Cette action requiert que l’usage même non fautif d’un fonds cause à un autre fonds voisin des troubles qui excèdent les inconvénients normaux du voisinage.

Par conséquent, une action ne peut être fondée sur les troubles de voisinage lorsqu’il n’est pas question de troubles causés par l’usage d’un fonds voisin, mais bien de l’intrusion dans un fonds ou de son occupation sans droit ni titre par un voisin.

Bref, j’aurais dû agir au possessoire (art. 1370 du Code judiciaire) pour faire cesser une atteinte à la possession de mon fonds, et non en trouble de voisinage.

En effet, ce fondement suppose que le trouble vienne de l’usage que le voisin fait de sa propriété et non de la mienne…

De vordering wegens burenhinder gesteund op artikel 544 Burgerlijk Wetboek veronderstelt dat het evenwicht tussen de rechten van naburige eigenaars is verbroken.

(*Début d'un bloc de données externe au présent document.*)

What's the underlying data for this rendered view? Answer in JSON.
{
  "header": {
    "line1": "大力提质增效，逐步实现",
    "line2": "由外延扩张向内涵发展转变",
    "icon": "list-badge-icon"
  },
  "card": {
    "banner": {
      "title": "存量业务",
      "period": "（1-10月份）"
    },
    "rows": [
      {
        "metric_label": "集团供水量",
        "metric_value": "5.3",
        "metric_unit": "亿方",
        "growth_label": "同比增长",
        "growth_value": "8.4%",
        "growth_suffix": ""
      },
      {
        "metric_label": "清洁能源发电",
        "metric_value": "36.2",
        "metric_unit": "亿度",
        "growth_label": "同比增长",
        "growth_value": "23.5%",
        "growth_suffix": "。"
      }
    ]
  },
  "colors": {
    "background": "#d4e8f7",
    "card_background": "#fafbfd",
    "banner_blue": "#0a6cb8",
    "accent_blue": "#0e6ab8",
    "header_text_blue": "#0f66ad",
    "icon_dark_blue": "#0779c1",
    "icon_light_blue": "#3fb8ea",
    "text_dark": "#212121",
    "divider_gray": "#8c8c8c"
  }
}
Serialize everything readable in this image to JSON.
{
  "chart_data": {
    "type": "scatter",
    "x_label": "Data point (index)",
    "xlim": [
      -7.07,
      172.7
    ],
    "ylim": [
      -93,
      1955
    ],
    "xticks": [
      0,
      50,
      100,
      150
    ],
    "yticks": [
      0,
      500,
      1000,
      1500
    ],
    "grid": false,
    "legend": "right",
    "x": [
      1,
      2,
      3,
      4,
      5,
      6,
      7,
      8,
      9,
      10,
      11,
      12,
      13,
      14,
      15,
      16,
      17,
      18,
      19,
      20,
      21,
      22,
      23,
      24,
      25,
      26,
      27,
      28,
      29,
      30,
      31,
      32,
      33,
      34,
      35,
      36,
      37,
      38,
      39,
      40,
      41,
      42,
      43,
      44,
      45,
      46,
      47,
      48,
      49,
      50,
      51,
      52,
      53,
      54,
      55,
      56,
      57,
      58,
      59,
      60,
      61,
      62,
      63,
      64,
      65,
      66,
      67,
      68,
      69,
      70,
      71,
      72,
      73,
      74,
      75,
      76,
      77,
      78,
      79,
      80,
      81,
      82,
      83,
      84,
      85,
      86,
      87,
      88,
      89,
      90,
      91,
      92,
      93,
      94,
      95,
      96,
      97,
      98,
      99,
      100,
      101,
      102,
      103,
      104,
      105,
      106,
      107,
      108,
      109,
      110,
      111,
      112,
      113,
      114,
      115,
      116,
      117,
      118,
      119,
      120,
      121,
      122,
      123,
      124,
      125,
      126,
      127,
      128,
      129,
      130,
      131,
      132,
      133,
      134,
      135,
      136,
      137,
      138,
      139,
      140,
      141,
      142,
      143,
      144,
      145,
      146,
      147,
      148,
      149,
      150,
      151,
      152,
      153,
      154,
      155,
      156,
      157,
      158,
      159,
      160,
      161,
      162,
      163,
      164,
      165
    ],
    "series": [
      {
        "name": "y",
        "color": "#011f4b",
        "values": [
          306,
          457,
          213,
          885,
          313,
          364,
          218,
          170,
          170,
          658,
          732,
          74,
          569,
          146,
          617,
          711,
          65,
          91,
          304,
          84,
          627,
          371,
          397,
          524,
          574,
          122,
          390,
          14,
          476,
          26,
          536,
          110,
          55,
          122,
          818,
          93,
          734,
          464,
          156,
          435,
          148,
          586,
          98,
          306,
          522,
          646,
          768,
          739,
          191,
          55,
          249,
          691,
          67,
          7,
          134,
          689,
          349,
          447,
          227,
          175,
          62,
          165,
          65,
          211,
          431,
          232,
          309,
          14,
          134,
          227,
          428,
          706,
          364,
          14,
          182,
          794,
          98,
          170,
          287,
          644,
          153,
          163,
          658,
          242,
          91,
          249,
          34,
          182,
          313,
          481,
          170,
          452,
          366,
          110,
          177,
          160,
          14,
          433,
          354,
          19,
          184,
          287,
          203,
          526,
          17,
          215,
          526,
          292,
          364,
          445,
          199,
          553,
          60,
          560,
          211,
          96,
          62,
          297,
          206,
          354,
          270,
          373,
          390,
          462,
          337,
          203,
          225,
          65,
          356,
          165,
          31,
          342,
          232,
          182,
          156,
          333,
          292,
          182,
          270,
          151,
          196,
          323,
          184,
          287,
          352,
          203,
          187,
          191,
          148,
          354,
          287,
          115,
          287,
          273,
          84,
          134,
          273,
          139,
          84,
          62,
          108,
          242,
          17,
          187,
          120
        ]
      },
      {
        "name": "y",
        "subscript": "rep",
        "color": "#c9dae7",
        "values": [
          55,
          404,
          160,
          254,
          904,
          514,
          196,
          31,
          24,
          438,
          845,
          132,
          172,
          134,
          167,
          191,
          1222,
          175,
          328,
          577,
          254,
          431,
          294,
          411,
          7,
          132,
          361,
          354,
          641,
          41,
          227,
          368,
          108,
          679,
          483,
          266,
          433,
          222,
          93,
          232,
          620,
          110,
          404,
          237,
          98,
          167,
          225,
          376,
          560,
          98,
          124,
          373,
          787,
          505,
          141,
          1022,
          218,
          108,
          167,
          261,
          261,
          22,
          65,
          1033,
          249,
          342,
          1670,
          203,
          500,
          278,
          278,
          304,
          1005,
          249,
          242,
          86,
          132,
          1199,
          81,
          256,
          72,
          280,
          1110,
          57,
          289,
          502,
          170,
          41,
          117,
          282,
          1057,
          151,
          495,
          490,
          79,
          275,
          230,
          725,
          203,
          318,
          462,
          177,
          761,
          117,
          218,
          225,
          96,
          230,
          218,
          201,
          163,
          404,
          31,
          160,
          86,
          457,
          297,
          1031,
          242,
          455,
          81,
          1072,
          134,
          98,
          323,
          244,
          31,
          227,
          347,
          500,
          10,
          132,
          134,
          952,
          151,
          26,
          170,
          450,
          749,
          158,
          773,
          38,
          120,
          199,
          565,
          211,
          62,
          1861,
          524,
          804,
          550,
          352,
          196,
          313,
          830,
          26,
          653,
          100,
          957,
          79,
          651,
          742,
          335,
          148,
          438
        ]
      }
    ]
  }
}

Opdat een vordering op burenhinder kan worden gesteund is vereist dat het zelfs niet foutief gebruik van een erf aan een naburig erf hinder toebrengt die de gewone ongemakken van nabuurschap overschrijdt.

Een vordering kan bijgevolg niet op burenhinder worden gesteund wanneer er geen sprake is van hinder veroorzaakt door het gebruik van een naburig erf, maar wel van het betreden of het zonder recht noch titel bezetten van een erf door een nabuur.

Cass., 5 décembre 2016, rôle n° C.16.0150.N, www.juridat.be.